The campaign on Sunday released a breakdown of how it got to the $5 trillion number. It counted $2.5 trillion from Romney's plan to lower rates by 20 percent across the board. It included $1.1 trillion from a corporate tax cut, and $150 billion from a repeal of the estate tax, among other things.
"Even the studies that Romney has cited to claim his plan adds up still show he would need to raise middle class taxes," the campaign said in a statement -- claiming Princeton economist Harvey Rosen found "paying for Romney's tax cuts would require large tax increases on families making between $100,000 and $200,000."
Rosen, though, told The Weekly Standard
that he "can't tell exactly how the Obama campaign reached that characterization of my work."

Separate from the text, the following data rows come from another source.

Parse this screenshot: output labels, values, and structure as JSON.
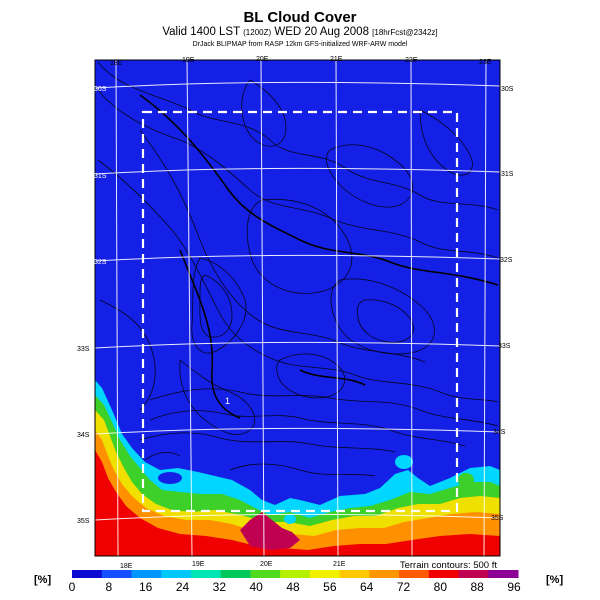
{
  "header": {
    "title": "BL Cloud Cover",
    "valid_line": "Valid 1400 LST",
    "valid_small": "(1200Z)",
    "valid_date": "WED 20 Aug 2008",
    "valid_tail": "[18hrFcst@2342z]",
    "credit": "DrJack BLIPMAP from RASP 12km GFS-initialized WRF-ARW model"
  },
  "axes": {
    "lon_top": [
      "18E",
      "19E",
      "20E",
      "21E",
      "22E",
      "23E"
    ],
    "lon_bottom": [
      "18E",
      "19E",
      "20E",
      "21E"
    ],
    "lat_left": [
      "30S",
      "31S",
      "32S",
      "33S",
      "34S",
      "35S"
    ],
    "lat_right": [
      "30S",
      "31S",
      "32S",
      "33S",
      "34S",
      "35S"
    ]
  },
  "map_annotation": "1",
  "terrain_note": "Terrain contours: 500 ft",
  "colorbar": {
    "unit_label": "[%]",
    "ticks": [
      "0",
      "8",
      "16",
      "24",
      "32",
      "40",
      "48",
      "56",
      "64",
      "72",
      "80",
      "88",
      "96"
    ],
    "colors": [
      "#0a0ad2",
      "#1450ff",
      "#0096ff",
      "#00c8ff",
      "#00e6b4",
      "#00c85a",
      "#50dc1e",
      "#b4f000",
      "#f0f000",
      "#ffc800",
      "#ff9600",
      "#ff5a00",
      "#f00000",
      "#c00050",
      "#8c0096"
    ]
  },
  "colors": {
    "background_field": "#1520e6",
    "domain_box": "#ffffff",
    "grid": "#ffffff",
    "contours": "#000000"
  }
}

His study took into account "additional income" that could be generated by economic growth under the plan. Rosen wrote in the study that "under plausible assumptions," a Romney-style proposal "can both be revenue neutral and keep the net tax burden on high-income individuals about the same. That is, an increase in the tax burden on lower and middle income individuals is not required in order to make the overall plan revenue neutral."
The Obama campaign's math also includes corporate tax cuts -- though Obama, too, has called for a corporate tax cut. The major difference between them is just that Obama wants to bring the top rate from 35 to 28 percent, while Romney wants to bring it to 25 percent.